CIMdata has developed a four-tier approach to implement PLM for managing AM parts and processes called the DFAM Pyramid (see Figure 1 above). A foundation of AM security, traceability, repeatability and metrics supports the four DFAM tiers: component, subsystem, workgroup and enterprise. The component tier represents single parts; the subsystem tier represents a collection of parts; and the workgroup and enterprise tiers introduce the organizational aspects of making components and subsystems, representing how a company functions.
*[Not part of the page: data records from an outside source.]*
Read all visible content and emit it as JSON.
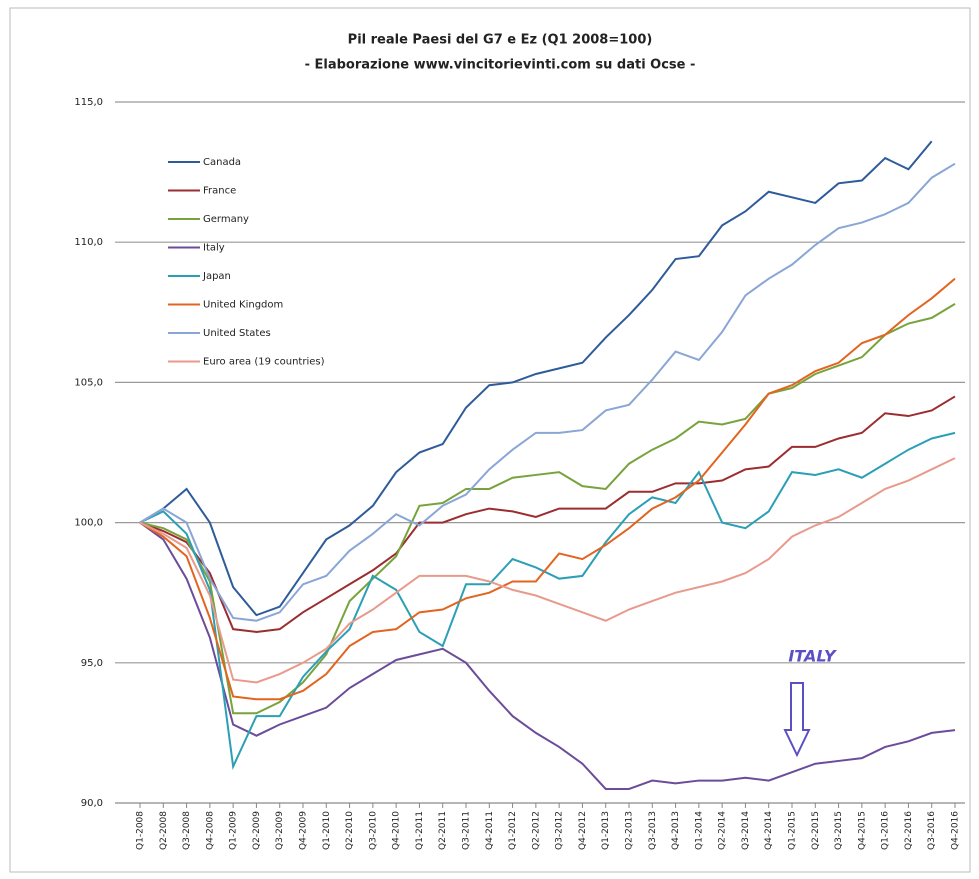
{
  "chart_data": {
    "type": "line",
    "title": "Pil reale Paesi del G7 e Ez (Q1 2008=100)",
    "subtitle": "- Elaborazione www.vincitorievinti.com su dati Ocse -",
    "annotation": "ITALY",
    "legend": "upper left",
    "grid": true,
    "categories": [
      "Q1-2008",
      "Q2-2008",
      "Q3-2008",
      "Q4-2008",
      "Q1-2009",
      "Q2-2009",
      "Q3-2009",
      "Q4-2009",
      "Q1-2010",
      "Q2-2010",
      "Q3-2010",
      "Q4-2010",
      "Q1-2011",
      "Q2-2011",
      "Q3-2011",
      "Q4-2011",
      "Q1-2012",
      "Q2-2012",
      "Q3-2012",
      "Q4-2012",
      "Q1-2013",
      "Q2-2013",
      "Q3-2013",
      "Q4-2013",
      "Q1-2014",
      "Q2-2014",
      "Q3-2014",
      "Q4-2014",
      "Q1-2015",
      "Q2-2015",
      "Q3-2015",
      "Q4-2015",
      "Q1-2016",
      "Q2-2016",
      "Q3-2016",
      "Q4-2016"
    ],
    "ylim": [
      90,
      115
    ],
    "yticks": [
      {
        "value": 90,
        "label": "90,0"
      },
      {
        "value": 95,
        "label": "95,0"
      },
      {
        "value": 100,
        "label": "100,0"
      },
      {
        "value": 105,
        "label": "105,0"
      },
      {
        "value": 110,
        "label": "110,0"
      },
      {
        "value": 115,
        "label": "115,0"
      }
    ],
    "series": [
      {
        "name": "Canada",
        "color": "#2e5b9a",
        "values": [
          100,
          100.5,
          101.2,
          100.0,
          97.7,
          96.7,
          97.0,
          98.2,
          99.4,
          99.9,
          100.6,
          101.8,
          102.5,
          102.8,
          104.1,
          104.9,
          105.0,
          105.3,
          105.5,
          105.7,
          106.6,
          107.4,
          108.3,
          109.4,
          109.5,
          110.6,
          111.1,
          111.8,
          111.6,
          111.4,
          112.1,
          112.2,
          113.0,
          112.6,
          113.6,
          null
        ]
      },
      {
        "name": "France",
        "color": "#9b2d30",
        "values": [
          100,
          99.7,
          99.3,
          98.2,
          96.2,
          96.1,
          96.2,
          96.8,
          97.3,
          97.8,
          98.3,
          98.9,
          100.0,
          100.0,
          100.3,
          100.5,
          100.4,
          100.2,
          100.5,
          100.5,
          100.5,
          101.1,
          101.1,
          101.4,
          101.4,
          101.5,
          101.9,
          102.0,
          102.7,
          102.7,
          103.0,
          103.2,
          103.9,
          103.8,
          104.0,
          104.5
        ]
      },
      {
        "name": "Germany",
        "color": "#77a33c",
        "values": [
          100,
          99.8,
          99.4,
          97.9,
          93.2,
          93.2,
          93.6,
          94.3,
          95.3,
          97.2,
          98.0,
          98.8,
          100.6,
          100.7,
          101.2,
          101.2,
          101.6,
          101.7,
          101.8,
          101.3,
          101.2,
          102.1,
          102.6,
          103.0,
          103.6,
          103.5,
          103.7,
          104.6,
          104.8,
          105.3,
          105.6,
          105.9,
          106.7,
          107.1,
          107.3,
          107.8
        ]
      },
      {
        "name": "Italy",
        "color": "#6b4c9a",
        "values": [
          100,
          99.4,
          98.0,
          95.9,
          92.8,
          92.4,
          92.8,
          93.1,
          93.4,
          94.1,
          94.6,
          95.1,
          95.3,
          95.5,
          95.0,
          94.0,
          93.1,
          92.5,
          92.0,
          91.4,
          90.5,
          90.5,
          90.8,
          90.7,
          90.8,
          90.8,
          90.9,
          90.8,
          91.1,
          91.4,
          91.5,
          91.6,
          92.0,
          92.2,
          92.5,
          92.6
        ]
      },
      {
        "name": "Japan",
        "color": "#2b9fb5",
        "values": [
          100,
          100.4,
          99.6,
          97.6,
          91.3,
          93.1,
          93.1,
          94.5,
          95.4,
          96.2,
          98.1,
          97.6,
          96.1,
          95.6,
          97.8,
          97.8,
          98.7,
          98.4,
          98.0,
          98.1,
          99.3,
          100.3,
          100.9,
          100.7,
          101.8,
          100.0,
          99.8,
          100.4,
          101.8,
          101.7,
          101.9,
          101.6,
          102.1,
          102.6,
          103.0,
          103.2
        ]
      },
      {
        "name": "United Kingdom",
        "color": "#e2641f",
        "values": [
          100,
          99.5,
          98.8,
          96.6,
          93.8,
          93.7,
          93.7,
          94.0,
          94.6,
          95.6,
          96.1,
          96.2,
          96.8,
          96.9,
          97.3,
          97.5,
          97.9,
          97.9,
          98.9,
          98.7,
          99.2,
          99.8,
          100.5,
          100.9,
          101.5,
          102.5,
          103.5,
          104.6,
          104.9,
          105.4,
          105.7,
          106.4,
          106.7,
          107.4,
          108.0,
          108.7
        ]
      },
      {
        "name": "United States",
        "color": "#8aa6d6",
        "values": [
          100,
          100.5,
          100.0,
          98.0,
          96.6,
          96.5,
          96.8,
          97.8,
          98.1,
          99.0,
          99.6,
          100.3,
          99.9,
          100.6,
          101.0,
          101.9,
          102.6,
          103.2,
          103.2,
          103.3,
          104.0,
          104.2,
          105.1,
          106.1,
          105.8,
          106.8,
          108.1,
          108.7,
          109.2,
          109.9,
          110.5,
          110.7,
          111.0,
          111.4,
          112.3,
          112.8
        ]
      },
      {
        "name": "Euro area (19 countries)",
        "color": "#e89a8c",
        "values": [
          100,
          99.6,
          99.1,
          97.4,
          94.4,
          94.3,
          94.6,
          95.0,
          95.5,
          96.4,
          96.9,
          97.5,
          98.1,
          98.1,
          98.1,
          97.9,
          97.6,
          97.4,
          97.1,
          96.8,
          96.5,
          96.9,
          97.2,
          97.5,
          97.7,
          97.9,
          98.2,
          98.7,
          99.5,
          99.9,
          100.2,
          100.7,
          101.2,
          101.5,
          101.9,
          102.3
        ]
      }
    ]
  }
}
Here are the data management capabilities required at each of the tiers, which illustrate the digital thread that connects all the AM information throughout the product’s lifecycle:

  Pyramid Tier  Required Data Management
 1  DFAM Component  plan, data, approach and management, requiring PDM as a basic management tool
 2  DFAM Subsystem  BOM, change and business intelligence, requiring PLM
 3  DFAM Workgroup  workflow, state and ERP integration, requiring PLM
 4  DFAM Enterprise  extended enterprise and digital thread, requiring PLM


To implement DFAM one must consider the AM workgroup (the work activity closely coupled with the machine) and its workflow (powder management, CAD/CAE, PDM, printing, cooling, unpacking and postprocessing), as well as the enterprise (all the other departments and tools outside of that AM workgroup that are involved). 

“The AM workgroup wants autonomy and is treated like a production machine, when in reality, each side must share data and keep each other in sync when changes occur,” White says. Exploring the interaction between the two sides helps reconcile the flexibility demands of the AM workgroup with the governance requirements of PLM.

How can companies achieve needed governance using PLM to keep track of the AM workgroup workflow? The ideal workgroup interaction requires striking the right balance between PLM and AM and keeping everything traceable and repeatable. This includes:

  • AM workgroup members using PLM to manage the specific AM workflow for simulation lifecycle management, PDM, AM production, quality, machine/material characteristics and postprocessing.
  • The engineering department executing quality tasks or changes to geometry and structure using PLM with automated version/revision control.
  • AM workgroup members accessing PLM using specific AM templates, search fields and forms, linked to a PLM database.
  • AM workgroup members linking AM workgroup software solutions and PLM, so that business intelligence dashboards show the state of all AM components against defined key performance indicators such as time, material and cost.